What four secretly gay civil servants in Hong Kong feel about the government appealing against city’s landmark LGBT ruling
Government employees speak to the Post on condition of anonymity for fear of being ostracised in their places of work after ruling on benefits for same-sex spouses
One week after an appeal court in Hong Kong overturned a landmark LGBT judgment, many in the city’s civil service are still struggling to understand the lack of support from their paymasters.
The ruling that employees in same-sex marriages were not entitled to the same benefits as their heterosexual colleagues came after the Civil Service Bureau launched an appeal against a lower court’s earlier ruling in favour of a gay senior immigration officer.
“Even if the government was not supportive, I would expect it to at least take a neutral stance,” said John – not his real name – who works in the Planning Department.
His view was echoed by Alice, also a pseudonym, from the Department of Justice, which helped the bureau with its appeal.
“The government should adopt a neutral position and leave the matter to the courts,” she said. “By appealing against the Court of First Instance’s decision, they have expressed their position … that they are actively siding against any form of equal rights or protection for LGBT communities.”
Since the protagonist in the legal battle, Angus Leung Chun-kwong, lost his appeal last Friday, the Post has reached out to gay and lesbian civil servants, both present and former, who spoke of their frustration and disappointment with the government and the appeal court’s decision.
Although only one out of four the Post spoke to is married, all feared the court ruling could affect them in the future. They asked to remain anonymous due to the sensitivity of the matter.
OPINION: LGBT rights in Hong Kong should be protected, and the government should not seek to block progress
John said, unlike the government’s reluctance to treat them equally, people at his workplace generally held a positive view towards homosexuality, though views become more split when it came down to the specifics – such as whether gay people should be allowed to get married or whether they should get spousal benefits.
“They would accept homosexuality, thinking it’s an individual’s choice,” he said.
Peter, a former immigration officer who recently retired, also agreed, saying attitudes had improved a lot since he joined the disciplinary force in the early 80s.
None of the civil servants the Post spoke to have made their sexuality known to others, because, as two put it, when people discover something different in their workplace, they become nosy.

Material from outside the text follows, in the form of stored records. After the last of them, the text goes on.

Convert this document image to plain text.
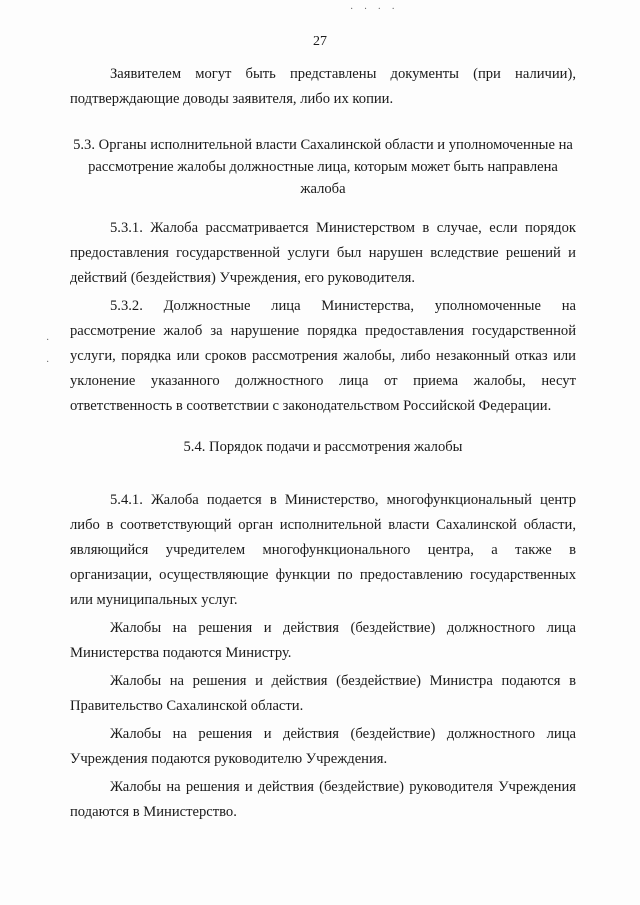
27

Заявителем могут быть представлены документы (при наличии), подтверждающие доводы заявителя, либо их копии.

5.3. Органы исполнительной власти Сахалинской области и уполномоченные на рассмотрение жалобы должностные лица, которым может быть направлена жалоба

5.3.1. Жалоба рассматривается Министерством в случае, если порядок предоставления государственной услуги был нарушен вследствие решений и действий (бездействия) Учреждения, его руководителя.

5.3.2. Должностные лица Министерства, уполномоченные на рассмотрение жалоб за нарушение порядка предоставления государственной услуги, порядка или сроков рассмотрения жалобы, либо незаконный отказ или уклонение указанного должностного лица от приема жалобы, несут ответственность в соответствии с законодательством Российской Федерации.

5.4. Порядок подачи и рассмотрения жалобы

5.4.1. Жалоба подается в Министерство, многофункциональный центр либо в соответствующий орган исполнительной власти Сахалинской области, являющийся учредителем многофункционального центра, а также в организации, осуществляющие функции по предоставлению государственных или муниципальных услуг.

Жалобы на решения и действия (бездействие) должностного лица Министерства подаются Министру.

Жалобы на решения и действия (бездействие) Министра подаются в Правительство Сахалинской области.

Жалобы на решения и действия (бездействие) должностного лица Учреждения подаются руководителю Учреждения.

Жалобы на решения и действия (бездействие) руководителя Учреждения подаются в Министерство.

·
·
· · · ·
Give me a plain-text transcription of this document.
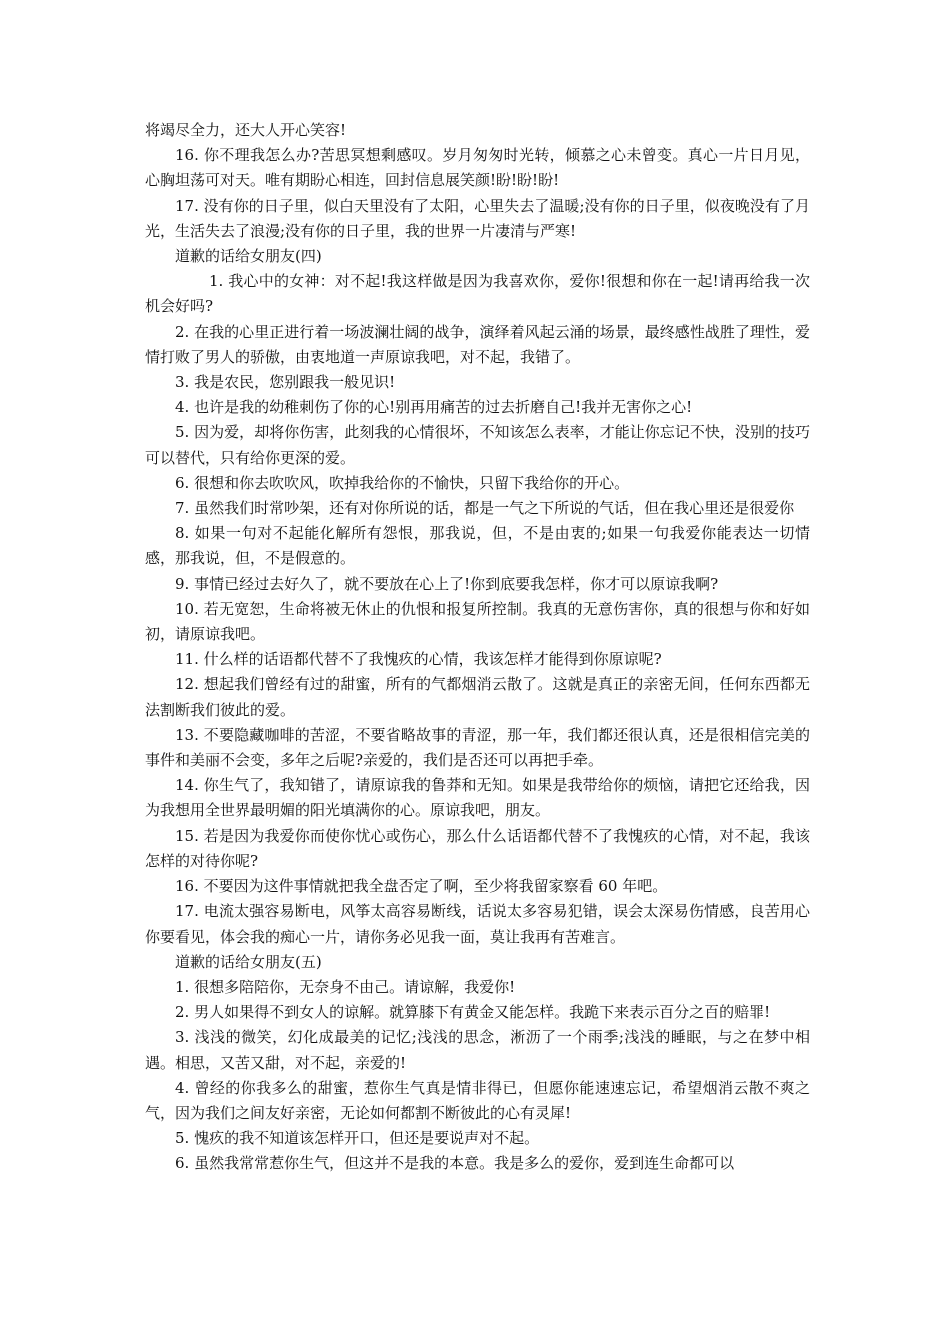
将竭尽全力，还大人开心笑容!

16. 你不理我怎么办?苦思冥想剩感叹。岁月匆匆时光转，倾慕之心未曾变。真心一片日月见，心胸坦荡可对天。唯有期盼心相连，回封信息展笑颜!盼!盼!盼!

17. 没有你的日子里，似白天里没有了太阳，心里失去了温暖;没有你的日子里，似夜晚没有了月光，生活失去了浪漫;没有你的日子里，我的世界一片凄清与严寒!

道歉的话给女朋友(四)

1. 我心中的女神：对不起!我这样做是因为我喜欢你，爱你!很想和你在一起!请再给我一次机会好吗?

2. 在我的心里正进行着一场波澜壮阔的战争，演绎着风起云涌的场景，最终感性战胜了理性，爱情打败了男人的骄傲，由衷地道一声原谅我吧，对不起，我错了。

3. 我是农民，您别跟我一般见识!

4. 也许是我的幼稚刺伤了你的心!别再用痛苦的过去折磨自己!我并无害你之心!

5. 因为爱，却将你伤害，此刻我的心情很坏，不知该怎么表率，才能让你忘记不快，没别的技巧可以替代，只有给你更深的爱。

6. 很想和你去吹吹风，吹掉我给你的不愉快，只留下我给你的开心。

7. 虽然我们时常吵架，还有对你所说的话，都是一气之下所说的气话，但在我心里还是很爱你

8. 如果一句对不起能化解所有怨恨，那我说，但，不是由衷的;如果一句我爱你能表达一切情感，那我说，但，不是假意的。

9. 事情已经过去好久了，就不要放在心上了!你到底要我怎样，你才可以原谅我啊?

10. 若无宽恕，生命将被无休止的仇恨和报复所控制。我真的无意伤害你，真的很想与你和好如初，请原谅我吧。

11. 什么样的话语都代替不了我愧疚的心情，我该怎样才能得到你原谅呢?

12. 想起我们曾经有过的甜蜜，所有的气都烟消云散了。这就是真正的亲密无间，任何东西都无法割断我们彼此的爱。

13. 不要隐藏咖啡的苦涩，不要省略故事的青涩，那一年，我们都还很认真，还是很相信完美的事件和美丽不会变，多年之后呢?亲爱的，我们是否还可以再把手牵。

14. 你生气了，我知错了，请原谅我的鲁莽和无知。如果是我带给你的烦恼，请把它还给我，因为我想用全世界最明媚的阳光填满你的心。原谅我吧，朋友。

15. 若是因为我爱你而使你忧心或伤心，那么什么话语都代替不了我愧疚的心情，对不起，我该怎样的对待你呢?

16. 不要因为这件事情就把我全盘否定了啊，至少将我留家察看 60 年吧。

17. 电流太强容易断电，风筝太高容易断线，话说太多容易犯错，误会太深易伤情感，良苦用心你要看见，体会我的痴心一片，请你务必见我一面，莫让我再有苦难言。

道歉的话给女朋友(五)

1. 很想多陪陪你，无奈身不由己。请谅解，我爱你!

2. 男人如果得不到女人的谅解。就算膝下有黄金又能怎样。我跪下来表示百分之百的赔罪!

3. 浅浅的微笑，幻化成最美的记忆;浅浅的思念，淅沥了一个雨季;浅浅的睡眠，与之在梦中相遇。相思，又苦又甜，对不起，亲爱的!

4. 曾经的你我多么的甜蜜，惹你生气真是情非得已，但愿你能速速忘记，希望烟消云散不爽之气，因为我们之间友好亲密，无论如何都割不断彼此的心有灵犀!

5. 愧疚的我不知道该怎样开口，但还是要说声对不起。

6. 虽然我常常惹你生气，但这并不是我的本意。我是多么的爱你，爱到连生命都可以
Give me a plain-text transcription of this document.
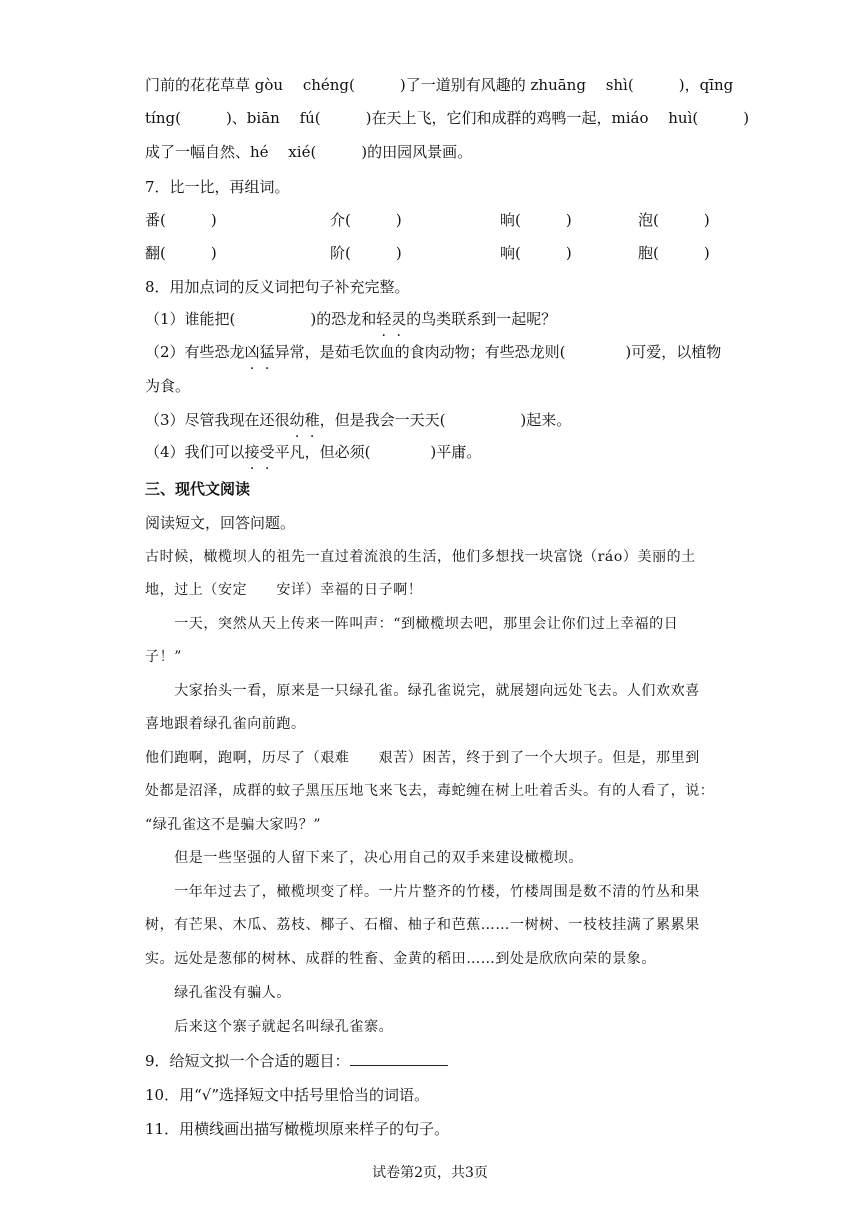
门前的花花草草 gòu　 chéng(　　　)了一道别有风趣的 zhuāng　 shì(　　　)，qīng
tíng(　　　)、biān　 fú(　　　)在天上飞，它们和成群的鸡鸭一起，miáo　 huì(　　　)
成了一幅自然、hé　 xié(　　　)的田园风景画。
7．比一比，再组词。
番(　　　)	介(　　　)	晌(　　　)	泡(　　　)
翻(　　　)	阶(　　　)	响(　　　)	胞(　　　)
8．用加点词的反义词把句子补充完整。
（1）谁能把(　　　　　)的恐龙和轻灵的鸟类联系到一起呢？
（2）有些恐龙凶猛异常，是茹毛饮血的食肉动物；有些恐龙则(　　　　)可爱，以植物
为食。
（3）尽管我现在还很幼稚，但是我会一天天(　　　　　)起来。
（4）我们可以接受平凡，但必须(　　　　)平庸。
三、现代文阅读
阅读短文，回答问题。
古时候，橄榄坝人的祖先一直过着流浪的生活，他们多想找一块富饶（ráo）美丽的土
地，过上（安定　　安详）幸福的日子啊！
　　一天，突然从天上传来一阵叫声：“到橄榄坝去吧，那里会让你们过上幸福的日
子！”
　　大家抬头一看，原来是一只绿孔雀。绿孔雀说完，就展翅向远处飞去。人们欢欢喜
喜地跟着绿孔雀向前跑。
他们跑啊，跑啊，历尽了（艰难　　艰苦）困苦，终于到了一个大坝子。但是，那里到
处都是沼泽，成群的蚊子黑压压地飞来飞去，毒蛇缠在树上吐着舌头。有的人看了，说：
“绿孔雀这不是骗大家吗？”
　　但是一些坚强的人留下来了，决心用自己的双手来建设橄榄坝。
　　一年年过去了，橄榄坝变了样。一片片整齐的竹楼，竹楼周围是数不清的竹丛和果
树，有芒果、木瓜、荔枝、椰子、石榴、柚子和芭蕉……一树树、一枝枝挂满了累累果
实。远处是葱郁的树林、成群的牲畜、金黄的稻田……到处是欣欣向荣的景象。
　　绿孔雀没有骗人。
　　后来这个寨子就起名叫绿孔雀寨。
9．给短文拟一个合适的题目：
10．用“√”选择短文中括号里恰当的词语。
11．用横线画出描写橄榄坝原来样子的句子。
试卷第2页，共3页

The guarded secrecy would explain why a spokesman at the Civil Service Bureau said the human resources arm had no estimate of the number of employees belonging to sexual minorities.
Nor had it estimated how many stood to benefit had Leung won his judicial challenge.
John said the Hong Kong government had far less incentive to improve LGBT rights than Taiwan, where support from the youth is abundant. In fact, the Hong Kong government’s appeal was lodged in May last year – just two days after the top Taiwanese court recognised same-sex marriage.
“It is startling for the government to appeal against the Court of First Instance decision with the aim of taking away rights from minorities,” Alice said.
Jasper, an alias, has been teacher at a government school for more than a year. “Honestly the government always claims it is an equal opportunity employer, but such a move to discriminate against those of sexual minority is a regression of basic human rights,” he said.
In the Court of Appeal judgment last week, the appeal justices said prevailing social norms and the city’s mini-constitution, the Basic Law, backed heterosexual marriage. Granting certain benefits to gay married couples would, therefore, deal a blow to the institution of traditional marriage, it said.
It was an antithetical view, Alice said, because the very definition of minorities was that they are not the prevalent majority.
“I don’t understand [how extending these benefits] would undermine the idea of traditional marriage,” Peter said.
Director of the Centre for Comparative and Public Law at the University of Hong Kong Kelley Loper said the appeal court seemed to incorrectly conflate a “right to same-sex marriage” with “rights for same-sex couples associated with marriage”.
“Although public support should not be prerequisite for the protection of minority rights, there actually is strong public support for granting rights to same-sex couples short of a right to marry,” the human rights scholar added, citing a telephone survey conducted by her and her colleagues in 2014.
Some 74 per cent of the public supported granting same-sex couples either all or some of the rights normally enjoyed by heterosexual couples.
Former constitutional law and human rights professor at the University of Hong Kong Michael Davis said the Court of Appeal judgment “clearly created obstacles for LGBT efforts to establish marriage and spousal rights through the courts by seemingly shifting the burden of initiative to the legislature and the government”.
“With the growing jurisprudence in this area the LGBT community would have hoped for a judicial push in this area,” he said.
Pro-establishment legislator Holden Chow Ho-ding, vice-chairman of the Democratic Alliance for the Betterment and Progress of Hong Kong, welcomed the judgment.
“The judgment … confirmed that marriage between one man and one woman is the only form of marriage recognised by Hong Kong laws. There is no legal ground for same-sex marriage … It also dismissed some activists’ argument that it was discriminatory to reject the legalisation of same-sex marriage,” Chow said.
A spokesman from the Civil Service Bureau, when asked how it could achieve its claim to be an equal opportunity employer, said: “We grant the same civil service benefits to civil servants according to their eligibility and act in consistency with the laws of Hong Kong.”